Não há ninguém que filme o inconsciente com a voracidade de David Lynch. Um filme como este é uma viagem sensorial, uma ginástica puxada da imaginação – e ai daqueles cujos músculos mentais estiverem atrofiados.
O espectador é convidado a atravessar um umbral e, a partir dali, nada mais é garantido. Tudo pode acontecer, toda simbologia pode se instituir.

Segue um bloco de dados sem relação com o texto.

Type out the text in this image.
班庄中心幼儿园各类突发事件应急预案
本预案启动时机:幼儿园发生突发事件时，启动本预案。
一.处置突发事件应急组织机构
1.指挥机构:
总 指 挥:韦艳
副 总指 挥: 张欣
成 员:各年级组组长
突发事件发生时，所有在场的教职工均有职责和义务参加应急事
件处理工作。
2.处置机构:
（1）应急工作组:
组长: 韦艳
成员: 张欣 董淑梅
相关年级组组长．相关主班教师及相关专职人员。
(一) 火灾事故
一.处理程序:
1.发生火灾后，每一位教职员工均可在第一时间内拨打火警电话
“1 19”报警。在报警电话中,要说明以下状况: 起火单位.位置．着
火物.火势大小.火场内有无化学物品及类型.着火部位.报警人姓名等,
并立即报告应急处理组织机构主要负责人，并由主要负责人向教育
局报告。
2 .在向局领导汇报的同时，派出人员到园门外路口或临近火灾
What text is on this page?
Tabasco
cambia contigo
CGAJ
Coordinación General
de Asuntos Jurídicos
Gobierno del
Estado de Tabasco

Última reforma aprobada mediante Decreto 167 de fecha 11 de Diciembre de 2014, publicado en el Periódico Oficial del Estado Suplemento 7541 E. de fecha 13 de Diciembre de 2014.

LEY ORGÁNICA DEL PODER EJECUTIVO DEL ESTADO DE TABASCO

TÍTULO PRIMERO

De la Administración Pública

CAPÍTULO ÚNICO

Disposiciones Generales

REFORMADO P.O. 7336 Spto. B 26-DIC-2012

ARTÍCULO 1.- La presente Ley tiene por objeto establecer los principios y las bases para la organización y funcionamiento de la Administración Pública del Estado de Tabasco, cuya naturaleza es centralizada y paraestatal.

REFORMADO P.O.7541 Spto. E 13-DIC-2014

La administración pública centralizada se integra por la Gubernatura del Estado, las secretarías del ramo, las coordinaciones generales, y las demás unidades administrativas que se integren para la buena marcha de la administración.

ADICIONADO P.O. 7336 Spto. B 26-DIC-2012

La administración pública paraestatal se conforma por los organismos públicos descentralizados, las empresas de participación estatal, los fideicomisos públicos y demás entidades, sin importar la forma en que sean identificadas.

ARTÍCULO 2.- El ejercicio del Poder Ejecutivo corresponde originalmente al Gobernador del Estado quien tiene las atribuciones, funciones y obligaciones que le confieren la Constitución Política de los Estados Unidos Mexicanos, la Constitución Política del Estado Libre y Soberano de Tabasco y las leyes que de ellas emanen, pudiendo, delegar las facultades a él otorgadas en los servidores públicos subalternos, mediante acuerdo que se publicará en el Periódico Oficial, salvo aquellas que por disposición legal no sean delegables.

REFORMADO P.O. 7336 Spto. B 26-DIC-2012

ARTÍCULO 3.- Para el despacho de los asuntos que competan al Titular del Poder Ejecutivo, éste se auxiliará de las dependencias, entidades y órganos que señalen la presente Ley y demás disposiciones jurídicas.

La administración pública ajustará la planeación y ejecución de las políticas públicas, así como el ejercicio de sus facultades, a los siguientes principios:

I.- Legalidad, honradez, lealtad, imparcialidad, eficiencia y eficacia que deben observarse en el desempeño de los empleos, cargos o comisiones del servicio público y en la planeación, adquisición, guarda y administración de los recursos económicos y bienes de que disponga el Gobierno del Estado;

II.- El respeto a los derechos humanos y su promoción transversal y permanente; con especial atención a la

O que deflagra esta viagem – a visita de uma velha senhora (Grace Zabriskie) à vizinha. Esta é uma atriz, Nikki Grace (Laura Dern, numa interpretação admirável), que mora numa mansão de decoração um tanto clássica. Nada ali é ultramoderno, nem high tech – é uma casa-padrão da alta burguesia americana (talvez como o ambiente em que Lynch cresceu), há empregados sempre por perto, mordomo, camareira, acenando também para diferença de classes.
A velha senhora antecipa que a atriz fará um filme e mostra-lhe o futuro, que se desenrola como uma cena na sala ao lado, diante dos olhos atônitos de Nikki. A partir desse futuro, muitos planos se instalam: o do filme que se prepara, o de outro filme anterior que se tentou fazer baseado na mesma história, em polonês, e que acabou em morte; a curiosa sala dos “coelhinhos” ( a fantasia mais intrigante, um mundo paralelo entre os outros).
Nikki encarna e conduz esse paralelismo de mundos, carregando a própria existência familiar (o marido ciumento e ameaçador), a personagem do filme (Susan Blue, que se apaixona pelo colega casado, interpretado por Justin Theroux). É como se ela fosse abrindo portas (o que faz literalmente todo o tempo) e encontrando personagens de outras dimensões.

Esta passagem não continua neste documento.